COP18, the Climate Change Conference held in Doha, Qatar, is a dismal failure, with the United States and Russia being the chief villains. The failure of the world’s leaders to have their hair on fire about the extreme challenges of the climate change we are producing with our carbon dioxide and other greenhouse gas emissions has imperilled some countries more than others. Subsaharan Africa is in the firing line for the worst effects of climate change. But the low-lying areas of West Bengal and Bangladesh, and of the Egyptian Delta, are especially vulnerable to the one-meter sea level rise that the COP18 failure has ensured will occur within 80 years.

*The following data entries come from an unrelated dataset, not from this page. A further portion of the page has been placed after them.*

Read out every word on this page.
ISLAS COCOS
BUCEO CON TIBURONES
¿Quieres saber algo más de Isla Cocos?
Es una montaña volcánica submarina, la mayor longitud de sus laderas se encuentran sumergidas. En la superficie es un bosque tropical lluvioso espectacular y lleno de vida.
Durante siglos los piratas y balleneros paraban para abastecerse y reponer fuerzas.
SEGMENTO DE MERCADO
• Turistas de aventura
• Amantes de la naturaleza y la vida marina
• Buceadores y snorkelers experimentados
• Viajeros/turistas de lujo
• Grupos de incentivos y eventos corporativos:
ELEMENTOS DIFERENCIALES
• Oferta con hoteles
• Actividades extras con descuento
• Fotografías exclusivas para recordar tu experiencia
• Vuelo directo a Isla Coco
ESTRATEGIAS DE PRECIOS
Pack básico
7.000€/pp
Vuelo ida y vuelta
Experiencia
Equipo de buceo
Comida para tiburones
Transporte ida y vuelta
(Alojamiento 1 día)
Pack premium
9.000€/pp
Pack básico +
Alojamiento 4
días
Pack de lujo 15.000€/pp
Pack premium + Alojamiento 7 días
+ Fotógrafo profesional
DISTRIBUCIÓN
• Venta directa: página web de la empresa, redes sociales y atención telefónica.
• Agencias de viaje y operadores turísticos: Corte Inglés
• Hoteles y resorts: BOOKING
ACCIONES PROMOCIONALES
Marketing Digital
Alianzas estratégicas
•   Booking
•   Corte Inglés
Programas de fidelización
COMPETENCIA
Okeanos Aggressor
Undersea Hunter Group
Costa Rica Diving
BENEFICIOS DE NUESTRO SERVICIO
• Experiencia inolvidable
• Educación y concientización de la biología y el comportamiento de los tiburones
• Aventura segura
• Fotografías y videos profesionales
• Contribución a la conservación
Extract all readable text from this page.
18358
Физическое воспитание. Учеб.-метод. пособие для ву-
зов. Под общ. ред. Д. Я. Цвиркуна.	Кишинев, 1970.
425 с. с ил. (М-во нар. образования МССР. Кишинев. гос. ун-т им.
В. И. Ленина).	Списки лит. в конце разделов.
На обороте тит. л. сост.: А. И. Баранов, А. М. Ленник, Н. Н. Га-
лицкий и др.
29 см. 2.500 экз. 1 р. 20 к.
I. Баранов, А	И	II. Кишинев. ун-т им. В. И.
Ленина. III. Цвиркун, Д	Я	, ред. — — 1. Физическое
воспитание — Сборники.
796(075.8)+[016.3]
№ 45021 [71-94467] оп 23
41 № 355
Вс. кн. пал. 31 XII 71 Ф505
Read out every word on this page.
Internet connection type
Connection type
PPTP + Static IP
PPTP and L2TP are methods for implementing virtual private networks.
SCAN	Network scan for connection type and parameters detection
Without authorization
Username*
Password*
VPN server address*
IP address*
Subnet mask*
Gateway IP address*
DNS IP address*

Here at geology.com there is a useful web tool that lets you see what the world looks like with a 1-meter (about three feet) sea level rise, which is now certain to occur by the end of this century. Actually, in past eons, a one-degree Centigrade increase in average temperature has produced a 10-20 meter rise in the seas. We are certainly going to exceed a 2-degree C. increase, so we could see a 20-40 meter increase, i.e. 60 to 120 feet. Obviously that would put a lot of our current land under water, but it will take a long time for that extreme rise to occur. The seas are very cold, very deep and very big, and circulate slowly, so that they will take thousands of years to warm. Once they do, human beings will be in big trouble. And even these enormous, icy bodies of water will warm up a bit by 2100, causing sea level rises of at least a meter, and maybe two. This is what Egypt would look like with a one-meter rise (and no, you can’t build sea dikes to deal with that kind of increase):
The city of Alexandria, celebrated in the poetry of Cavafy and the novels of Lawrence Durrell– with its 4.5 million population– has no more than 80 years to live. Note that Alexandria is bigger than Chicago (inside city limits), America’s third-largest city. The Delta city of Damanhour, where Muslim Brothers and their rivals clashed last week, leaving a young man dead? Under water. The ports of Damietta and Rosetta? Gone.
Alexandria is a key port for Egypt, with necessary infrastructure, through which 4/5s of the country’s imports are brought in.
A one-meter/ yard increase in sea level will inundate much of Egypt’s fertile Delta, displacing at least 10% of the country’s people and bringing salt water into the country’s breadbasket.
Among all the countries of the world, Egypt is among those most at risk from human-induced climate change. Given the Aswan Dam, they are not big polluters themselves.
If I were Egypt, I’d sue the US and China for the tort of making a tenth of the country or more sink beneath the waves.